Bug 60952

Summary: Figure out how to map font to runs/text pieces in Word 6.0 files
Product: POI Reporter: Tim Allison <tallison>
Component: HWPFAssignee: POI Developers List <dev>
Status: NEW ---    
Severity: enhancement    
Priority: P2    
Version: 3.16-dev   
Target Milestone: ---   
Hardware: PC   
OS: All   
Attachments: triggering file

Description Tim Allison 2017-04-04 02:23:42 UTC
Created attachment 34897 [details]
triggering file

In bug 50955, I found that the hack of using the first non-default/non-symbol font in the font table in Word 6.0 files worked fairly well.  There was one file out of ~1300 for which this failed.

I'm attaching that file.  The issue in this file is that cp1257 comes before 1251 in the font table.

I wasn't able to figure out how to 1) determine that 1251 should be the default or 2) how to map the font encodings to runs/text pieces.
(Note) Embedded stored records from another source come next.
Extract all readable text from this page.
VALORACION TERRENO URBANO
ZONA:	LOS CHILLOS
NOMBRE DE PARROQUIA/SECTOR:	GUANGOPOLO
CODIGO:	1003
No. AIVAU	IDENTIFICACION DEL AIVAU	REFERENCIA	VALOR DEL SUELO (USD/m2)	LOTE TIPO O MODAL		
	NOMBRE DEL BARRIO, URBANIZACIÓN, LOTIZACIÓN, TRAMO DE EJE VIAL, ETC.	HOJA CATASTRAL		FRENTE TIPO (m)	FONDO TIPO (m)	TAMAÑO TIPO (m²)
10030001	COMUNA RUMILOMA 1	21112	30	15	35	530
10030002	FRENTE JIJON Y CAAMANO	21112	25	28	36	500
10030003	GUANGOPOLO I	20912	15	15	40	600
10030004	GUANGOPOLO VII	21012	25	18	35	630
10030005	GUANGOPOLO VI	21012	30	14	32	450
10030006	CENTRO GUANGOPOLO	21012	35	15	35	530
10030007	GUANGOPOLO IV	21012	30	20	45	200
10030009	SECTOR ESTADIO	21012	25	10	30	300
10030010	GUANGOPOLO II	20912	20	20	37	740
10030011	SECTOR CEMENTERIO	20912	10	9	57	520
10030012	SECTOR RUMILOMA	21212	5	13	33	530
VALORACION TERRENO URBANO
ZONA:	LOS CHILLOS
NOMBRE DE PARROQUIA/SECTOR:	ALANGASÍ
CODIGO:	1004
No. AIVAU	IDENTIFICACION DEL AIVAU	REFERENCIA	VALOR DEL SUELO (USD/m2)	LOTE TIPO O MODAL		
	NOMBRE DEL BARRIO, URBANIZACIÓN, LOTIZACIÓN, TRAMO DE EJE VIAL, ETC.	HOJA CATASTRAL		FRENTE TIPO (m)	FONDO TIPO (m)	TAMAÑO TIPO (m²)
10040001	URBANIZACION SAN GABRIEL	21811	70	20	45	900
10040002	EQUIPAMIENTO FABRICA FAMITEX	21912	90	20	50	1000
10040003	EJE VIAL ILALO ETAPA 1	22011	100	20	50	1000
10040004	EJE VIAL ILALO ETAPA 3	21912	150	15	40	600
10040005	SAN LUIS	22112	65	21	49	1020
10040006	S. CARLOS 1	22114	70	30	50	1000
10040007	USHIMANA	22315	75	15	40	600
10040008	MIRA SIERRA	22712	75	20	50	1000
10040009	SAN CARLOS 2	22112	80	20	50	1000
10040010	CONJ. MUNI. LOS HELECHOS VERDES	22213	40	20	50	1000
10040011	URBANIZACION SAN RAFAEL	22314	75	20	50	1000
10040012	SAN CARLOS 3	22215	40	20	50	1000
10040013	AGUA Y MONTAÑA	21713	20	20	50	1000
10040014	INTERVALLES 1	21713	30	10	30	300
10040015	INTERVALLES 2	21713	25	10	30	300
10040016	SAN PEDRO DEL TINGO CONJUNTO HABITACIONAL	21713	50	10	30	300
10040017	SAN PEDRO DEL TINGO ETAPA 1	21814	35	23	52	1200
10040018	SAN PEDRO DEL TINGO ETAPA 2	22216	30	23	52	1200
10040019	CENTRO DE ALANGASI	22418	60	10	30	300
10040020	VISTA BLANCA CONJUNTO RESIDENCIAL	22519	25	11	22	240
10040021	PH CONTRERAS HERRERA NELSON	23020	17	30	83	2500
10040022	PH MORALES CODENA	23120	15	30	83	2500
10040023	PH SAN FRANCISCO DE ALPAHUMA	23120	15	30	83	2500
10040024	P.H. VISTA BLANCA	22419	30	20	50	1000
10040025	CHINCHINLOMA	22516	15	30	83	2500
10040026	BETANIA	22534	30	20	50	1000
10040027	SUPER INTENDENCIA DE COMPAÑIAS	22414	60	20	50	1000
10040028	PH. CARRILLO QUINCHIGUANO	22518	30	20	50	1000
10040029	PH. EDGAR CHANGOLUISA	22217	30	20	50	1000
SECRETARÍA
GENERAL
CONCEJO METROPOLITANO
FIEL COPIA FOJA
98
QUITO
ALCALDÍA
The test file comes from Common Crawl.
Comment 1 Nick Burch 2017-04-04 12:29:34 UTC
There's some potentially insightful comments in the abiword source at https://github.com/AbiWord/wv/blob/master/text.c#L123 . It suggests that word 6 or 7 the charset can depend on the font, and that for word 6 or 7 the Far East flag in the FiB controls if it's a 1 byte or 2 byte encoding used
Comment 2 Tim Allison 2017-04-04 12:33:15 UTC
Nice!  Does this mean we ought to go looking for "regular" 7.0 .doc files that contain Big5/Shift-JIS, too?